Un hymne aux petites gens à travers le portrait de Monsieur Albert, portier au Majestic et fier de son état, tout empêtré de timidité et amoureux fou de Mademoiselle Julie, à laquelle il n’ose rien dire. Un beau travail de mise en page du texte d’Henri Meunier. Un texte poétique, fantaisiste, délicat : « Mon costume c’est comme un antidote à ma fragilité ». Une économie dans le trait humoristique qui lui fait écho, les pages sont peuplées de petits personnages et de multiples détails. On se retrouve dans un univers proche de celui d’Hélène Riff. Une belle réussite.

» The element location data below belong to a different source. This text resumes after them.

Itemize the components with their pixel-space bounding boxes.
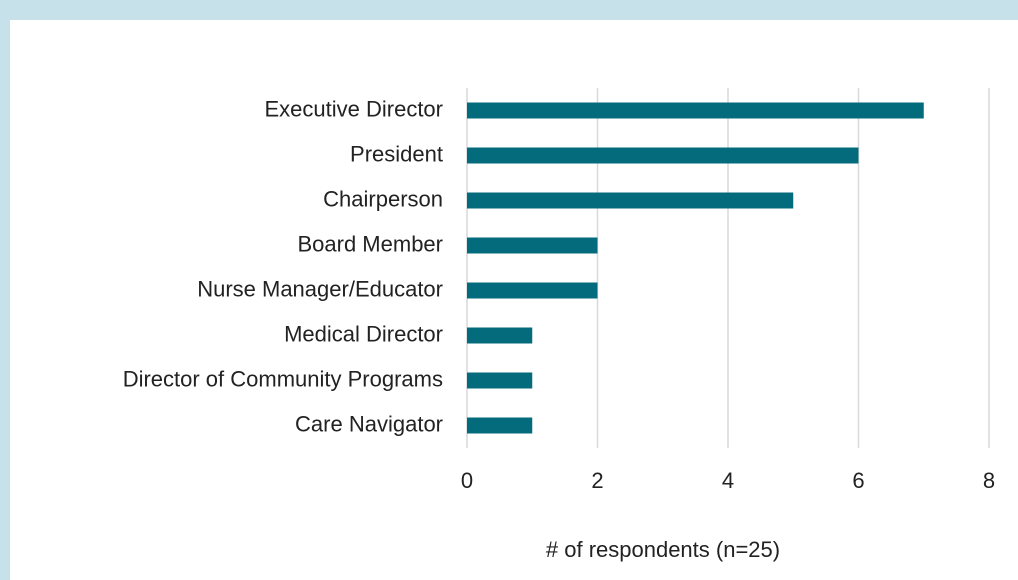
y-tick-label: Director of Community Programs [123, 366, 443, 391]
bar [467, 192, 794, 209]
y-tick-label: Board Member [297, 231, 443, 256]
y-tick-label: Executive Director [264, 96, 443, 121]
y-tick-label: Nurse Manager/Educator [197, 276, 443, 301]
x-axis-label: # of respondents (n=25) [546, 537, 780, 562]
bar [467, 102, 924, 119]
x-tick-label: 2 [591, 468, 603, 493]
y-tick-label: Chairperson [323, 186, 443, 211]
x-tick-label: 0 [461, 468, 473, 493]
bar [467, 282, 598, 299]
x-tick-label: 6 [852, 468, 864, 493]
bar [467, 417, 533, 434]
y-tick-label: Medical Director [284, 321, 443, 346]
x-tick-label: 8 [983, 468, 995, 493]
y-tick-label: President [350, 141, 443, 166]
bar [467, 372, 533, 389]
bar [467, 147, 859, 164]
x-tick-label: 4 [722, 468, 734, 493]
y-tick-label: Care Navigator [295, 411, 443, 436]
bar [467, 327, 533, 344]
bar [467, 237, 598, 254]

Moi le loup et les vacances avec pépé

Moi le loup et les vacances avec pépé
Delphine Perret
Thierry Magnier, 2010

par Frédérique Mattès

 De simples illustrations au trait pour cette B.D pleine de malice, un « road-story », celui de Louis, de son animal de compagnie (le grand méchant loup) et de son pépé. Ils partent tous trois à la mer. C’est gai, léger, sympathique pour dire le bonheur du quotidien, le bonheur tout simple d’être ensemble.

Les heureux parents

Les heureux parents
Laetitia Bourget, Emmanuelle Houdart
Thierry Magnier, 2010

par Frédérique Mattès

Dès le premier regard, on est interpellé par les illustrations si particulières d’Emmanuelle Houdart. C’est très beau mais aussi très troublant. A chaque page, un camaïeu de couleur fortes, de détails surréalistes ; les personnages, visages fermés, toujours de profil, distillent un certains malaise. Ces illustrations sont proches de l’univers de Nikolaus Heidelbach, elles font admirablement écho au texte. Un texte concis, juste, qui interroge. Il pointe la difficulté d’être père ou mère au quotidien : les nuits sans sommeil, la place que chacun doit se trouver … Un bel album qui fera rire les plus jeunes mais qui saura aussi retenir l’attention des parents car il pose des questions essentielles. A offrir malicieusement aux futurs parents ?

Nu

Nu
Sara
Seuil Jeunesse, 2010

par Frédérique Mattès

A chaque album de Sara, on est saisi par la délicatesse et l’expressivité de ses illustrations épurées composées uniquement de papiers déchirés déclinés en bi-chromie (ici ocre et noir). Un court texte en page de titre présente les personnages principaux (un archéologue et une statue de temple grec) puis la narration est prise en charge uniquement par l’image. Les personnages échangent leurs places, la  statue prend vie et s’échappe. Le lecteur se laisse entraîner avec plaisir dans cette escapade muette et un peu folle. Puis chacun regagne sa place … enfin c’est ce que l’on croit. La fin de l’album offre une ouverture iconographique qui interroge. Une femme rousse apparaît en gros plan, le socle est de nouveau vide …. Un album résistant à lire et à relire à plusieurs niveaux.